Alors il s'avança. D'abord d'un pas timide, comme effrayé de ce qu'il pourrait bien découvrir ici, en l'absence mordante d'Archibald. Puis de doux délices continuèrent à s'enrouler autour de lui, plus avidement. Il imaginait de fins serpents descendant secrètement d'un quelconque paradis. Ils étaient d'une blancheur sucrée, presque roses, tout comme leurs yeux semblables à des friandises au goût de framboise, et ils l'attiraient au cœur du Soleil, vers la belle villa aujourd'hui déserte. Leurs sifflements amoureux résonnaient contre son oreille en lui promettant avec charme que c'était à lui de vivre ici et de combler le vide de ce petit royaume. Le bruit lent des grilles qui se refermaient dans son dos le sortit de ses rêveries étranges et il manqua d'air, se rendant compte qu'il avait cessé de respirer un long moment. Plus il s'approchait de l'immense demeure en s'enfonçant davantage dans la propriété de son enfance, plus il se sentait... agréablement ivre. Il venait se délecter d'un alcool brumeux longtemps mis de côté, et il s'en enivrait un peu trop vite. L'air vibrait fébrilement contre sa peau, la lumière virevoltait autour de lui en petites étoiles glissant sur le vent, et les arbres, les herbes, les fleurs dansaient au rythme d'une berceuse féerique. Il se sentit tanguer gauchement comme un navire à la dérive.
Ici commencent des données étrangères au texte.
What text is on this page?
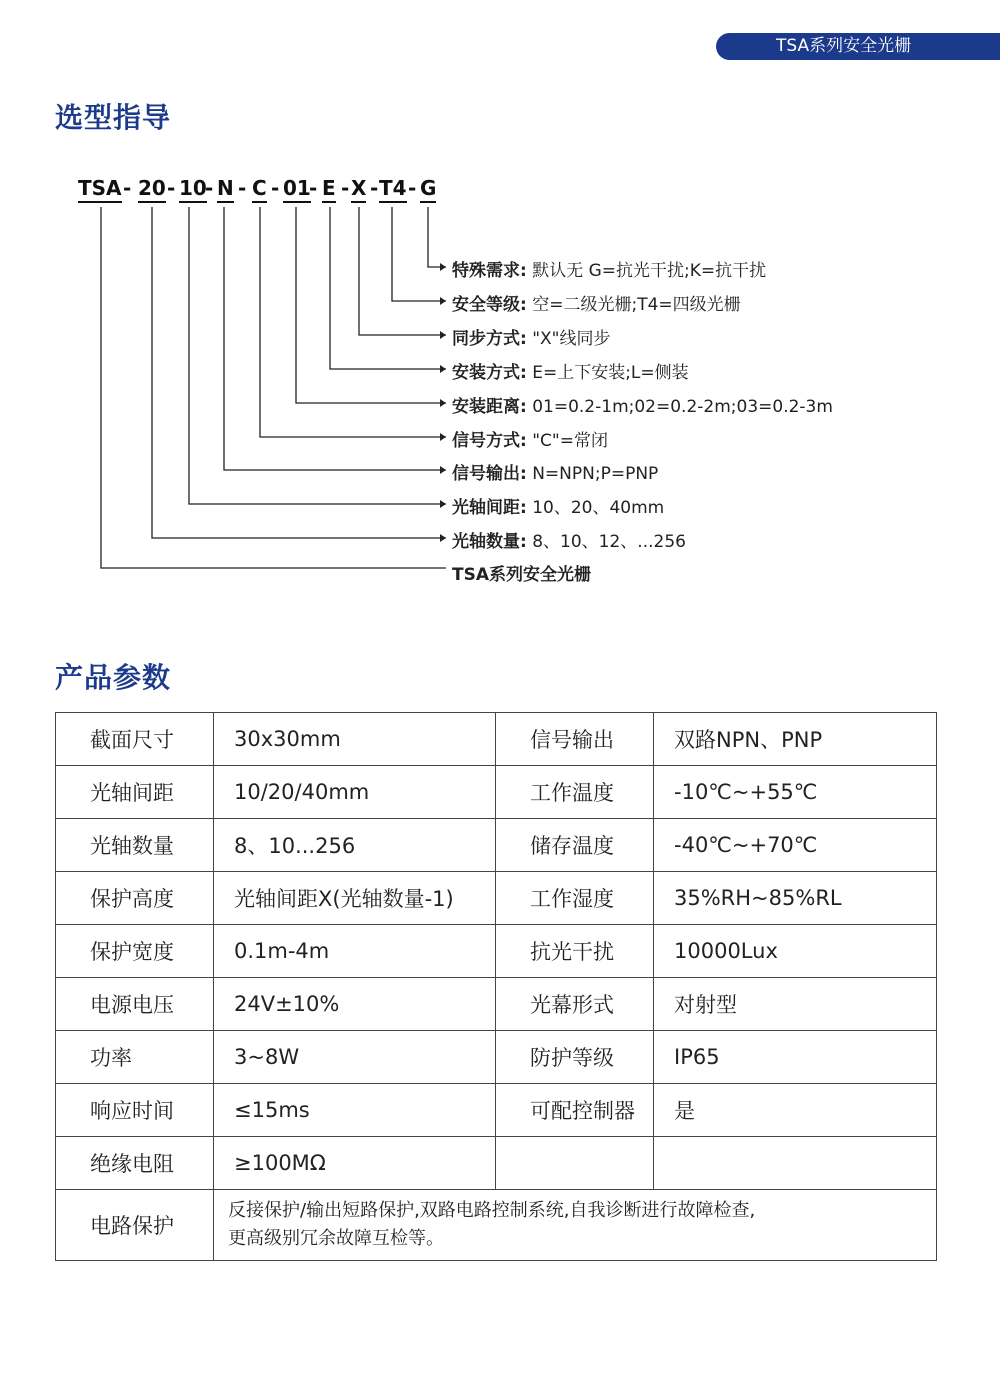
TSA系列安全光栅
选型指导
TSA - 20 - 10
- N - C - 01
- E - X - T4 - G
特殊需求: 默认无 G=抗光干扰;K=抗干扰
安全等级: 空=二级光栅;T4=四级光栅
同步方式: "X"线同步
安装方式: E=上下安装;L=侧装
安装距离: 01=0.2-1m;02=0.2-2m;03=0.2-3m
信号方式: "C"=常闭
信号输出: N=NPN;P=PNP
光轴间距: 10、20、40mm
光轴数量: 8、10、12、...256
TSA系列安全光栅
产品参数
截面尺寸	30x30mm	信号输出	双路NPN、PNP
光轴间距	10/20/40mm	工作温度	-10℃~+55℃
光轴数量	8、10...256	储存温度	-40℃~+70℃
保护高度	光轴间距X(光轴数量-1)	工作湿度	35%RH~85%RL
保护宽度	0.1m-4m	抗光干扰	10000Lux
电源电压	24V±10%	光幕形式	对射型
功率	3~8W	防护等级	IP65
响应时间	≤15ms	可配控制器	是
绝缘电阻	≥100MΩ		
电路保护	反接保护/输出短路保护,双路电路控制系统,自我诊断进行故障检查,
更高级别冗余故障互检等。		
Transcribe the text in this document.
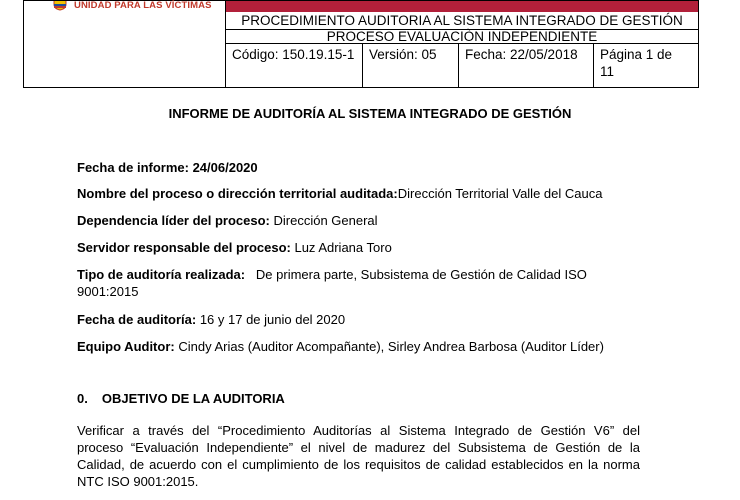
UNIDAD PARA LAS VÍCTIMAS

PROCEDIMIENTO AUDITORIA AL SISTEMA INTEGRADO DE GESTIÓN
PROCESO EVALUACIÒN INDEPENDIENTE
Código: 150.19.15-1	Versión: 05	Fecha: 22/05/2018	Página 1 de
11
INFORME DE AUDITORÍA AL SISTEMA INTEGRADO DE GESTIÓN
Fecha de informe: 24/06/2020
Nombre del proceso o dirección territorial auditada:Dirección Territorial Valle del Cauca
Dependencia líder del proceso: Dirección General
Servidor responsable del proceso: Luz Adriana Toro
Tipo de auditoría realizada:   De primera parte, Subsistema de Gestión de Calidad ISO
9001:2015
Fecha de auditoría: 16 y 17 de junio del 2020
Equipo Auditor: Cindy Arias (Auditor Acompañante), Sirley Andrea Barbosa (Auditor Líder)
0. OBJETIVO DE LA AUDITORIA
Verificar a través del “Procedimiento Auditorías al Sistema Integrado de Gestión V6” del
proceso “Evaluación Independiente” el nivel de madurez del Subsistema de Gestión de la
Calidad, de acuerdo con el cumplimiento de los requisitos de calidad establecidos en la norma
NTC ISO 9001:2015.
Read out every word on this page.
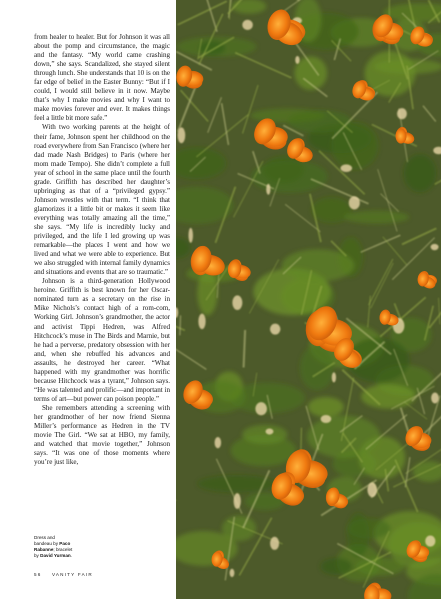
from healer to healer. But for Johnson it was all about the pomp and circumstance, the magic and the fantasy. “My world came crashing down,” she says. Scandalized, she stayed silent through lunch. She understands that 10 is on the far edge of belief in the Easter Bunny: “But if I could, I would still believe in it now. Maybe that’s why I make movies and why I want to make movies forever and ever. It makes things feel a little bit more safe.”

With two working parents at the height of their fame, Johnson spent her childhood on the road everywhere from San Francisco (where her dad made Nash Bridges) to Paris (where her mom made Tempo). She didn’t complete a full year of school in the same place until the fourth grade. Griffith has described her daughter’s upbringing as that of a “privileged gypsy.” Johnson wrestles with that term. “I think that glamorizes it a little bit or makes it seem like everything was totally amazing all the time,” she says. “My life is incredibly lucky and privileged, and the life I led growing up was remarkable—the places I went and how we lived and what we were able to experience. But we also struggled with internal family dynamics and situations and events that are so traumatic.”

Johnson is a third-generation Hollywood heroine. Griffith is best known for her Oscar-nominated turn as a secretary on the rise in Mike Nichols’s contact high of a rom-com, Working Girl. Johnson’s grandmother, the actor and activist Tippi Hedren, was Alfred Hitchcock’s muse in The Birds and Marnie, but he had a perverse, predatory obsession with her and, when she rebuffed his advances and assaults, he destroyed her career. “What happened with my grandmother was horrific because Hitchcock was a tyrant,” Johnson says. “He was talented and prolific—and important in terms of art—but power can poison people.”

She remembers attending a screening with her grandmother of her now friend Sienna Miller’s performance as Hedren in the TV movie The Girl. “We sat at HBO, my family, and watched that movie together,” Johnson says. “It was one of those moments where you’re just like,

Dress and
bandeau by Paco
Rabanne; bracelet
by David Yurman.
56 VANITY FAIR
Ses doigts laissèrent son sac glisser lourdement jusqu'au sol, incapables de le retenir plus longtemps.
Son corps était traversé de toutes ces vagues de magie étourdissante qu'il n'avait pas rencontrées depuis une décennie. C'était comme... tomber amoureux pour la première fois. C'était doux, excitant et passionnant.
Ses pas maladroits l'avaient amené au bord d'une des vastes terrasses de la villa qui était ingénieusement bâtie en pente. Devant lui, le territoire du botaniste illuminé qu'était son grand-père s'étendait à perte de vue. Tout en bas, de florissants jardins aux couleurs folles se mariaient sous le ciel bleu, tels des mosaïques d'arc-en-ciel enracinées dans le sol. Les orangers aux allures édéniques se dressaient sur la gauche dans toute leur majesté, soufflant leurs effluves enchanteresses jusqu'à Harry. A droite, une multitude d'arbres splendides vivant les uns auprès des autres se dressaient dignement comme une cité verdoyante et prospère. Et puis, là-bas, tout au loin... se dévoilait le labyrinthe. Echappé des entrailles immémoriales du monde pour construire le sien à la surface, enveloppé de lumière éclatante, trônant sous le Soleil comme l'ultime paradis sur cette Terre, le labyrinthe de rosiers aux épines agressives et aux pétales délicats serpentait comme un roi, et en son centre gardait son trésor. Un magnifique cerisier aux fleurs innombrables dont les pétales tombaient tendrement dans l'herbe douce comme la neige légère d'un autre temps.
Harry ressentit son âme s'animer brusquement sous sa peau à cette vision. Elle se débattait dans son être, remuant jusque sous ses ongles avec vivacité. Elle dansait avec ses nerfs, elle tremblait contre sa chair. Brutalement projeté dans la réalité, Harry inspira profondément, le regard paniqué. Il avait entendu son corps lui parler avec clarté, son âme le supplier avec frénésie. Elle lui avait crié... crié de se rendre là-bas.